The deterministic finite automata (DFA) processor, which is labeled as regular expression engine in Figure 4, contains 16 engines that perform pattern matching. Together, the DFA processors can operate at up to 4Gb/s. These are fairly general purpose, and some uses include checking for a known virus signature, security intrusions, or key phrases associated with spam (i.e. Nigerian bank accounts). They could also be used to check for digital watermarks or other authentication data. Source filtering would be another popular application, so packets that appear to be part of a denial of service attack could be rejected; similarly, email or files could be denied or approved based on the trustworthiness of the source. Lastly, the DFAs can also be used for Quality of Service (QoS), giving priority to interactive data, such as video or sound packets, over email and asynchronous data. The DFAs require their own storage to hold the patterns they are searching for, hence the additional DRAM controller as discussed in the prior section.

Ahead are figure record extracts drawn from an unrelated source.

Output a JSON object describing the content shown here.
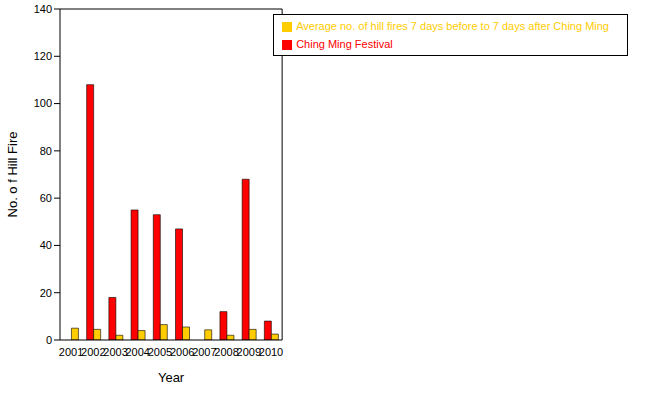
{
  "chart_data": {
    "type": "bar",
    "x_label": "Year",
    "y_label": "No. o f Hill Fire",
    "categories": [
      "2001",
      "2002",
      "2003",
      "2004",
      "2005",
      "2006",
      "2007",
      "2008",
      "2009",
      "2010"
    ],
    "series": [
      {
        "name": "Ching Ming Festival",
        "color": "#ff0000",
        "values": [
          0,
          108,
          18,
          55,
          53,
          47,
          0,
          12,
          68,
          8
        ]
      },
      {
        "name": "Average no. of hill fires 7 days before to 7 days after Ching Ming",
        "color": "#ffcc00",
        "values": [
          5,
          4.5,
          2,
          4,
          6.5,
          5.5,
          4.3,
          2,
          4.5,
          2.5
        ]
      }
    ],
    "ylim": [
      0,
      140
    ],
    "yticks": [
      0,
      20,
      40,
      60,
      80,
      100,
      120,
      140
    ],
    "grid": false,
    "legend": "upper right"
  }
}
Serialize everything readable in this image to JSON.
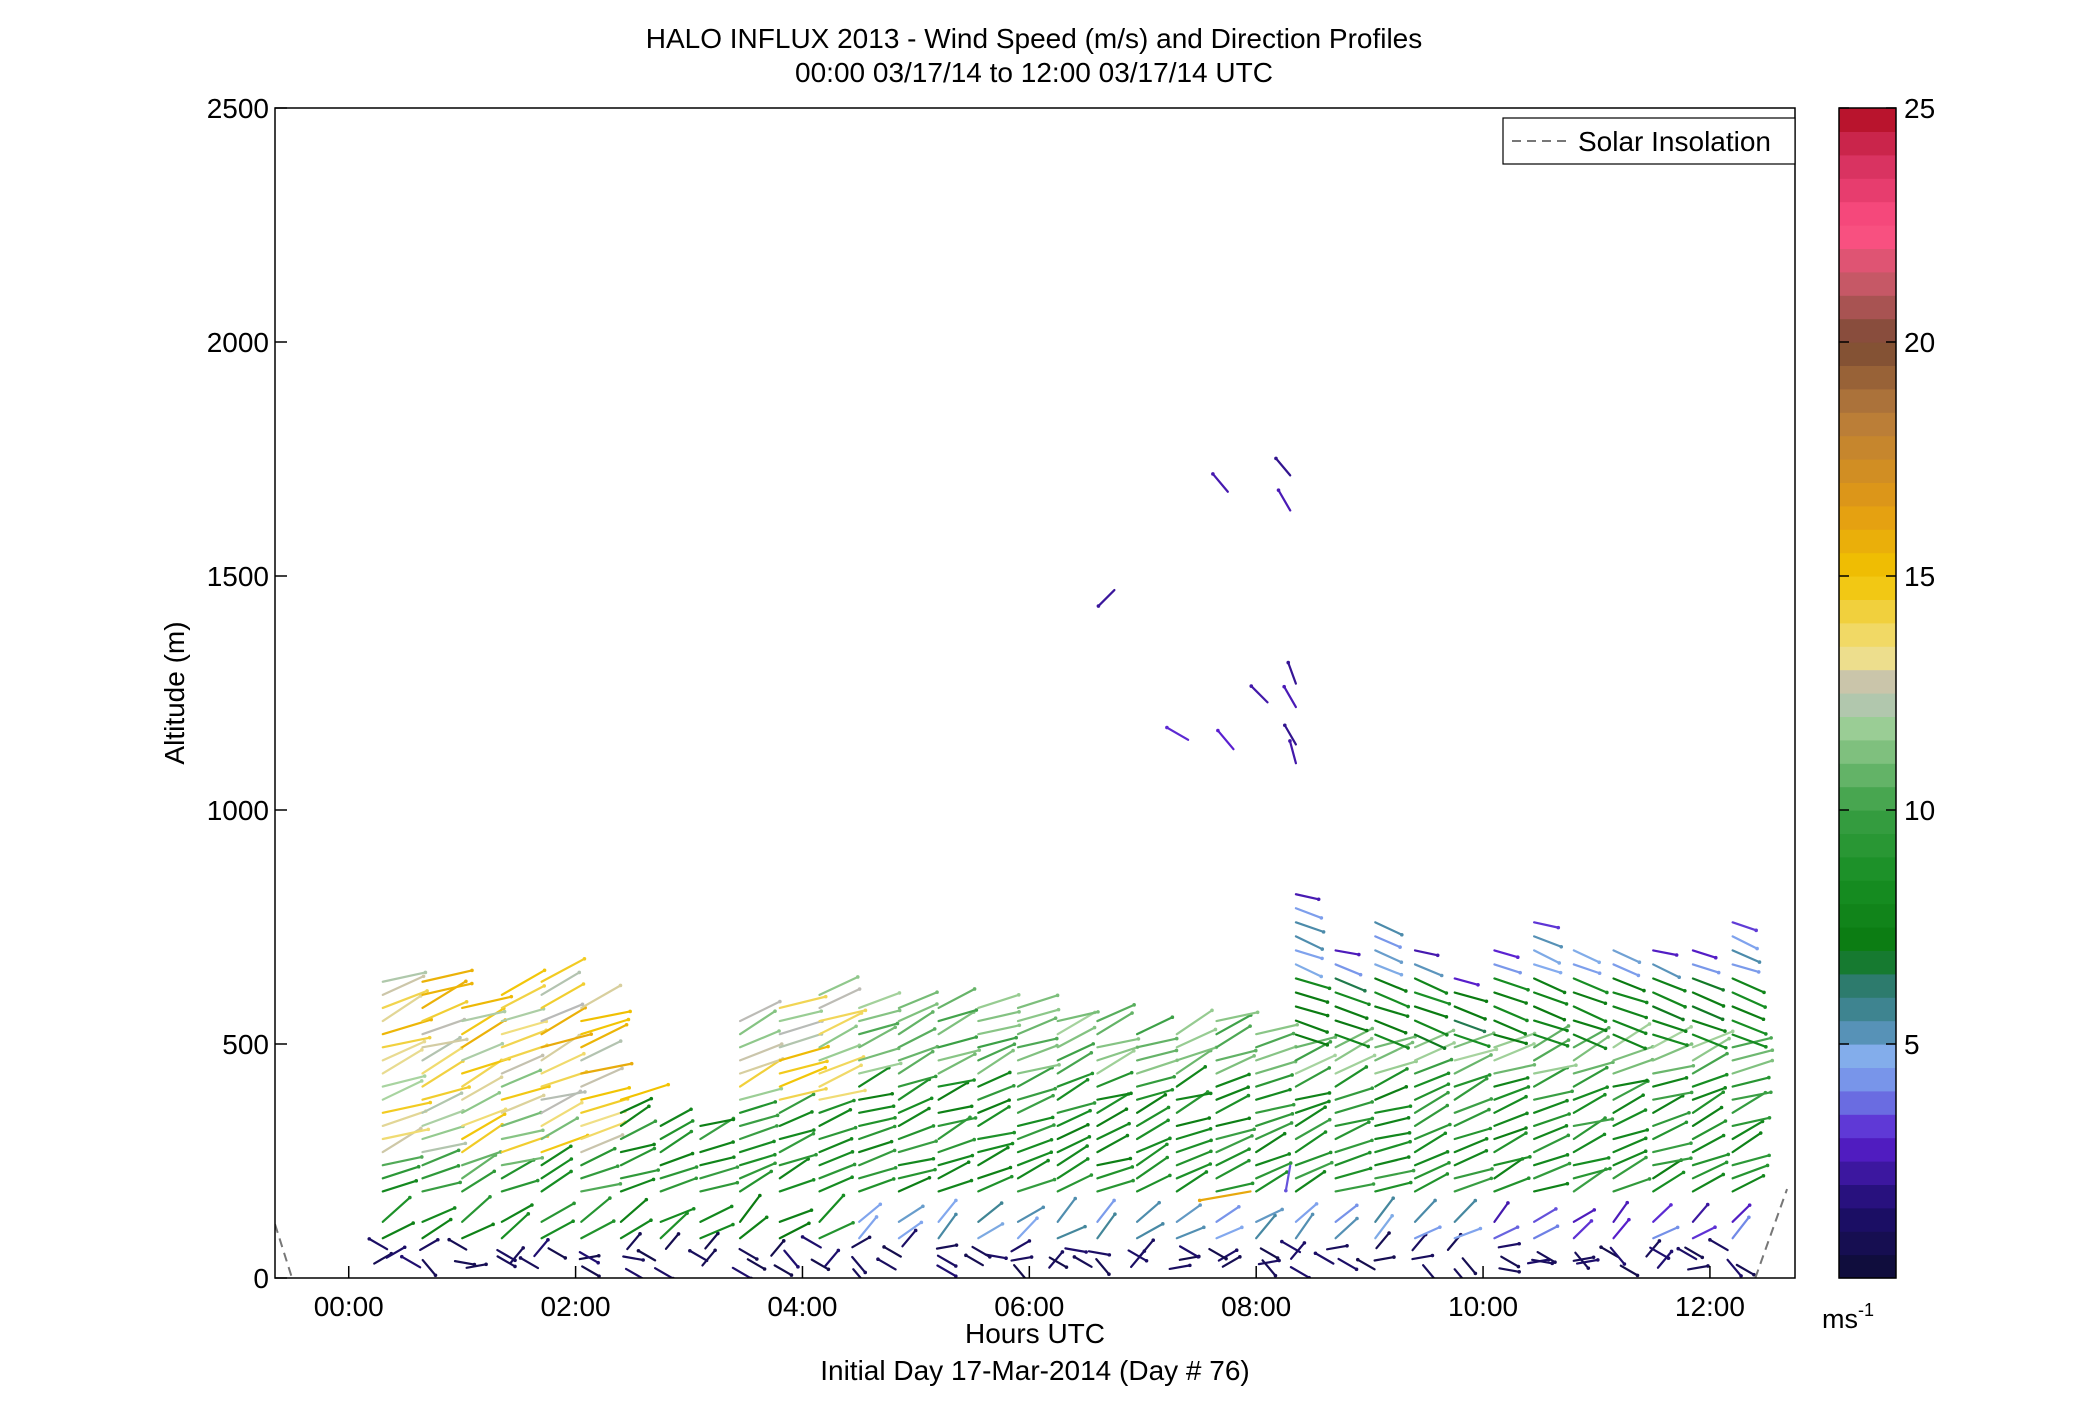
{
  "chart_data": {
    "type": "wind-barb-profile",
    "title": "HALO INFLUX 2013 - Wind Speed (m/s) and Direction Profiles",
    "subtitle": "00:00 03/17/14 to 12:00 03/17/14  UTC",
    "xlabel": "Hours UTC",
    "xlabel2": "Initial Day 17-Mar-2014 (Day # 76)",
    "ylabel": "Altitude (m)",
    "xlim": [
      -0.65,
      12.75
    ],
    "ylim": [
      0,
      2500
    ],
    "xticks": [
      0,
      2,
      4,
      6,
      8,
      10,
      12
    ],
    "xtick_labels": [
      "00:00",
      "02:00",
      "04:00",
      "06:00",
      "08:00",
      "10:00",
      "12:00"
    ],
    "yticks": [
      0,
      500,
      1000,
      1500,
      2000,
      2500
    ],
    "ytick_labels": [
      "0",
      "500",
      "1000",
      "1500",
      "2000",
      "2500"
    ],
    "grid": false,
    "legend": {
      "position": "top-right",
      "entries": [
        "Solar Insolation"
      ]
    },
    "colorbar": {
      "range": [
        0,
        25
      ],
      "ticks": [
        5,
        10,
        15,
        20,
        25
      ],
      "tick_labels": [
        "5",
        "10",
        "15",
        "20",
        "25"
      ],
      "unit_label": "ms",
      "unit_exponent": "-1",
      "stops": [
        {
          "v": 0,
          "c": "#0d0d33"
        },
        {
          "v": 1.5,
          "c": "#1e0e6e"
        },
        {
          "v": 3,
          "c": "#5a1fd0"
        },
        {
          "v": 4,
          "c": "#6f86e6"
        },
        {
          "v": 4.7,
          "c": "#87b0f0"
        },
        {
          "v": 5.4,
          "c": "#4a8aa8"
        },
        {
          "v": 6.3,
          "c": "#2b7a6a"
        },
        {
          "v": 7,
          "c": "#0a7a10"
        },
        {
          "v": 8.5,
          "c": "#178e23"
        },
        {
          "v": 10,
          "c": "#3a9f44"
        },
        {
          "v": 12,
          "c": "#a8d4a0"
        },
        {
          "v": 12.5,
          "c": "#b9b9b9"
        },
        {
          "v": 13.3,
          "c": "#f0e08a"
        },
        {
          "v": 15,
          "c": "#f2c400"
        },
        {
          "v": 16.5,
          "c": "#e29a14"
        },
        {
          "v": 18.5,
          "c": "#b57a3c"
        },
        {
          "v": 20,
          "c": "#7a4a32"
        },
        {
          "v": 21.2,
          "c": "#c35865"
        },
        {
          "v": 22.4,
          "c": "#ff4f84"
        },
        {
          "v": 24,
          "c": "#d22e5a"
        },
        {
          "v": 25,
          "c": "#b00b1e"
        }
      ]
    },
    "solar_insolation": {
      "left": [
        [
          -0.65,
          115
        ],
        [
          -0.5,
          0
        ]
      ],
      "right": [
        [
          12.4,
          0
        ],
        [
          12.68,
          190
        ]
      ]
    },
    "profile_times": [
      0.3,
      0.65,
      1.0,
      1.35,
      1.7,
      2.05,
      2.4,
      2.75,
      3.1,
      3.45,
      3.8,
      4.15,
      4.5,
      4.85,
      5.2,
      5.55,
      5.9,
      6.25,
      6.6,
      6.95,
      7.3,
      7.65,
      8.0,
      8.35,
      8.7,
      9.05,
      9.4,
      9.75,
      10.1,
      10.45,
      10.8,
      11.15,
      11.5,
      11.85,
      12.2
    ],
    "profile_tops": [
      650,
      640,
      600,
      620,
      640,
      600,
      400,
      330,
      330,
      570,
      580,
      620,
      600,
      580,
      580,
      580,
      580,
      570,
      560,
      540,
      540,
      550,
      540,
      520,
      510,
      500,
      500,
      500,
      500,
      500,
      500,
      500,
      500,
      500,
      510
    ],
    "upper_profile_times": [
      8.35,
      8.7,
      9.05,
      9.4,
      9.75,
      10.1,
      10.45,
      10.8,
      11.15,
      11.5,
      11.85,
      12.2
    ],
    "upper_profile_tops": [
      830,
      700,
      780,
      700,
      640,
      700,
      770,
      720,
      720,
      700,
      700,
      760
    ],
    "upper_profile_bottoms": [
      520,
      520,
      520,
      520,
      520,
      520,
      520,
      520,
      520,
      520,
      520,
      520
    ],
    "isolated_barbs": [
      {
        "t": 6.75,
        "z": 1470,
        "dir": 225,
        "speed": 2.2
      },
      {
        "t": 7.75,
        "z": 1680,
        "dir": 320,
        "speed": 2.5
      },
      {
        "t": 8.3,
        "z": 1715,
        "dir": 320,
        "speed": 2.0
      },
      {
        "t": 8.3,
        "z": 1640,
        "dir": 330,
        "speed": 2.6
      },
      {
        "t": 7.4,
        "z": 1150,
        "dir": 300,
        "speed": 3.1
      },
      {
        "t": 7.8,
        "z": 1130,
        "dir": 320,
        "speed": 3.0
      },
      {
        "t": 8.1,
        "z": 1230,
        "dir": 315,
        "speed": 2.4
      },
      {
        "t": 8.35,
        "z": 1270,
        "dir": 340,
        "speed": 2.1
      },
      {
        "t": 8.35,
        "z": 1220,
        "dir": 330,
        "speed": 2.6
      },
      {
        "t": 8.35,
        "z": 1140,
        "dir": 330,
        "speed": 2.0
      },
      {
        "t": 8.35,
        "z": 1100,
        "dir": 345,
        "speed": 2.4
      },
      {
        "t": 7.95,
        "z": 185,
        "dir": 260,
        "speed": 16.0
      },
      {
        "t": 8.3,
        "z": 240,
        "dir": 190,
        "speed": 3.5
      }
    ]
  }
}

Lastly, there is the memory allocation unit (Malloc), the timers and the scheduling and synchronization unit. The memory allocator is used by both hardware and software, and can create unlimited size free lists. There are 16 timers, which work in conjunction with the scheduling unit, which is the central point of control for the system. The scheduling unit creates and manages offload queues, and partitions work between the different cores. The scheduling block is also responsible for synchronizing work and ordering the results. By using dedicated hardware for scheduling functions, Cavium is able to increase utilization for their multicore architecture. A system without such schedulers would likely require one or more cores to act as a load balancer, which would reduce overall throughput.